O recuo do ICST em janeiro foi puxado pela piora na percepção dos empresários sobre o momento atual e nas expectativas em relação aos próximos meses.

O Índice de Situação Atual (ISA-CST) caiu 2,1 pontos entre dezembro e janeiro, para 90,7 pontos; menor nível desde julho do ano passado (89,4 pontos). Já o Índice de Expectativas (IE-CST) teve queda 5,8 pontos, para 95,0 pontos; menor nível desde maio de 2021 (89,9 pontos), retornando a patamar inferior ao nível neutro.

“No mês passado, a alta da confiança das empresas da construção destoou da percepção mais negativa que prevaleceu nos demais setores. Agora em janeiro houve uma forte correção, com o indicador revelando um pessimismo mais acentuado em relação à demanda prevista para os próximos meses”, diz a coordenadora de Projetos da Construção da FGV, Ana Maria Castelo, em nota.

“Certamente o ambiente de mais incertezas com a evolução da pandemia e de taxas de juros maiores deve ter contribuído para a reversão do humor.”

O Nível de Utilização da Capacidade (Nuci) da Construção caiu 1,5 ponto porcentual entre dezembro e janeiro, para 74,9%. A contração foi impulsionada tanto pelo Nuci de mão de obra (-1,2 ponto porcentual, a 76,3%) quanto pelo de máquinas e equipamentos (-1,1 ponto porcentual, a 68,7%).

Nas aberturas, o recuo do ISA-CST foi impactado por piora no indicador de carteira de contratos (-2,4 pontos, para 91,4 pontos) e no que mede a situação atual dos negócios (-1,9 ponto, para 90,1 pontos); ambos com retorno ao menor nível desde julho de 2021.

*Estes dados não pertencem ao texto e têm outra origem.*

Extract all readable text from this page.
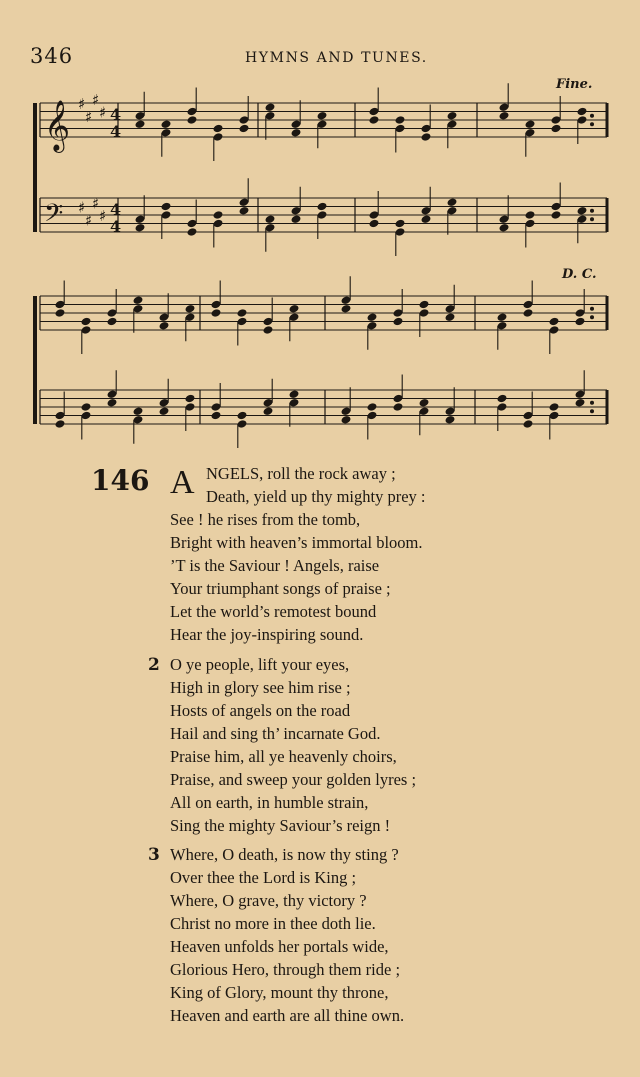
346	HYMNS AND TUNES.
Fine.
D. C.
𝄞
𝄢
♯
♯
♯
♯ 4
4
♯
♯
♯
♯ 4
4
146 A NGELS, roll the rock away ;
Death, yield up thy mighty prey :
See ! he rises from the tomb,
Bright with heaven’s immortal bloom.
’T is the Saviour ! Angels, raise
Your triumphant songs of praise ;
Let the world’s remotest bound
Hear the joy-inspiring sound.
2 O ye people, lift your eyes,
High in glory see him rise ;
Hosts of angels on the road
Hail and sing th’ incarnate God.
Praise him, all ye heavenly choirs,
Praise, and sweep your golden lyres ;
All on earth, in humble strain,
Sing the mighty Saviour’s reign !
3 Where, O death, is now thy sting ?
Over thee the Lord is King ;
Where, O grave, thy victory ?
Christ no more in thee doth lie.
Heaven unfolds her portals wide,
Glorious Hero, through them ride ;
King of Glory, mount thy throne,
Heaven and earth are all thine own.
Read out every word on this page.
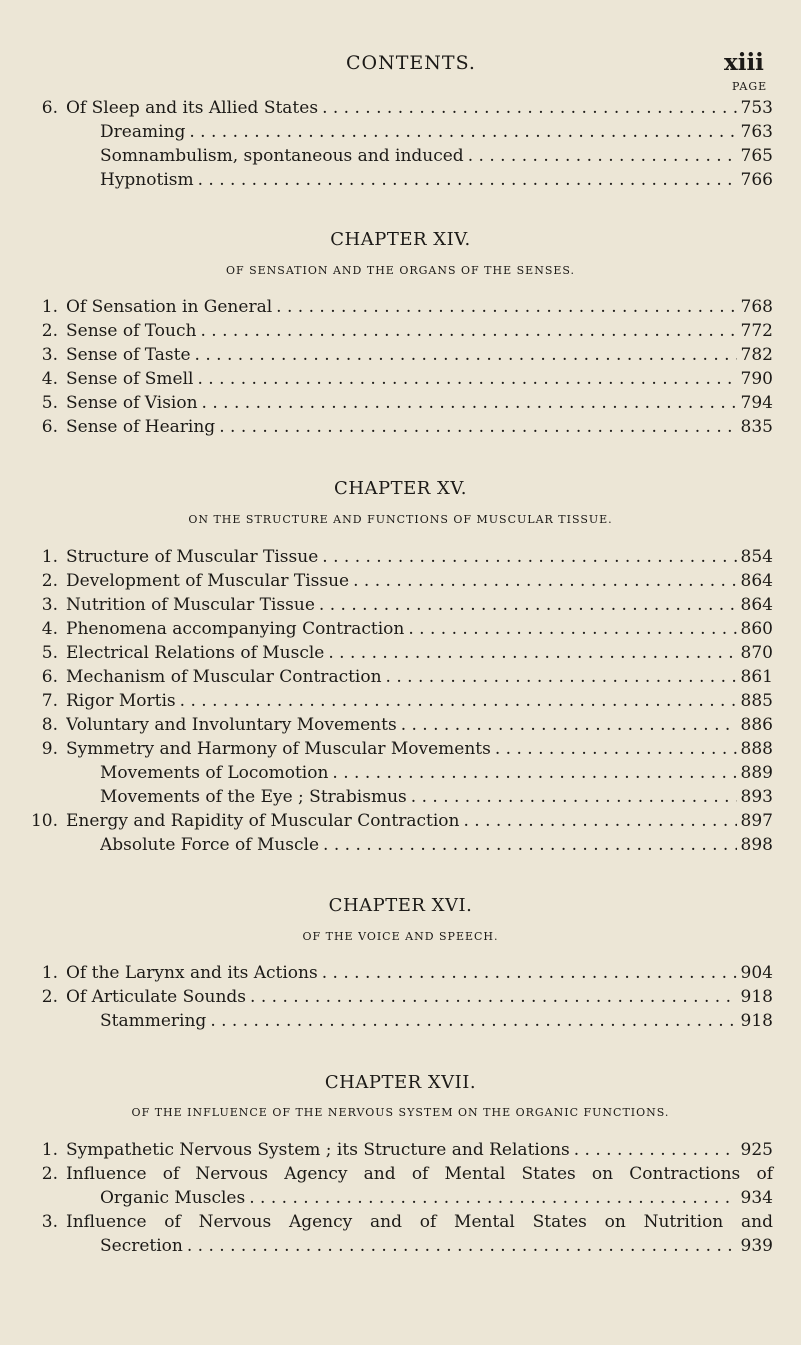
CONTENTS.	xiii
PAGE
6. Of Sleep and its Allied States . . .	753
Dreaming . . .	763
Somnambulism, spontaneous and induced . . .	765
Hypnotism . . .	766
CHAPTER XIV.
OF SENSATION AND THE ORGANS OF THE SENSES.
1. Of Sensation in General . . .	768
2. Sense of Touch . . .	772
3. Sense of Taste . . .	782
4. Sense of Smell . . .	790
5. Sense of Vision . . .	794
6. Sense of Hearing . . .	835
CHAPTER XV.
ON THE STRUCTURE AND FUNCTIONS OF MUSCULAR TISSUE.
1. Structure of Muscular Tissue . . .	854
2. Development of Muscular Tissue . . .	864
3. Nutrition of Muscular Tissue . . .	864
4. Phenomena accompanying Contraction . . .	860
5. Electrical Relations of Muscle . . .	870
6. Mechanism of Muscular Contraction . . .	861
7. Rigor Mortis . . .	885
8. Voluntary and Involuntary Movements . . .	886
9. Symmetry and Harmony of Muscular Movements . . .	888
Movements of Locomotion . . .	889
Movements of the Eye ; Strabismus . . .	893
10. Energy and Rapidity of Muscular Contraction . . .	897
Absolute Force of Muscle . . .	898
CHAPTER XVI.
OF THE VOICE AND SPEECH.
1. Of the Larynx and its Actions . . .	904
2. Of Articulate Sounds . . .	918
Stammering . . .	918
CHAPTER XVII.
OF THE INFLUENCE OF THE NERVOUS SYSTEM ON THE ORGANIC FUNCTIONS.
1. Sympathetic Nervous System ; its Structure and Relations . . .	925
2. Influence of Nervous Agency and of Mental States on Contractions of
Organic Muscles . . .	934
3. Influence of Nervous Agency and of Mental States on Nutrition and
Secretion . . .	939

A queda do IE-CST foi puxada pela deterioração das perspectivas sobre a demanda nos próximos meses, com recuo do indicador que mede demanda prevista (-6,6 pontos, para 96,4 pontos) e do que projeta a tendência dos negócios nos próximos seis meses (-4,9 pontos, para 93,6 pontos).

“Vale lembrar que a retomada da construção ganhou fôlego em 2021 com o desempenho positivo do mercado imobiliário: vendas e lançamentos cresceram impulsionados por taxas de crédito, que em agosto atingiram um piso histórico”, pontua Castelo. “A mudança de cenário terá impactos sobre os novos negócios em 2022.”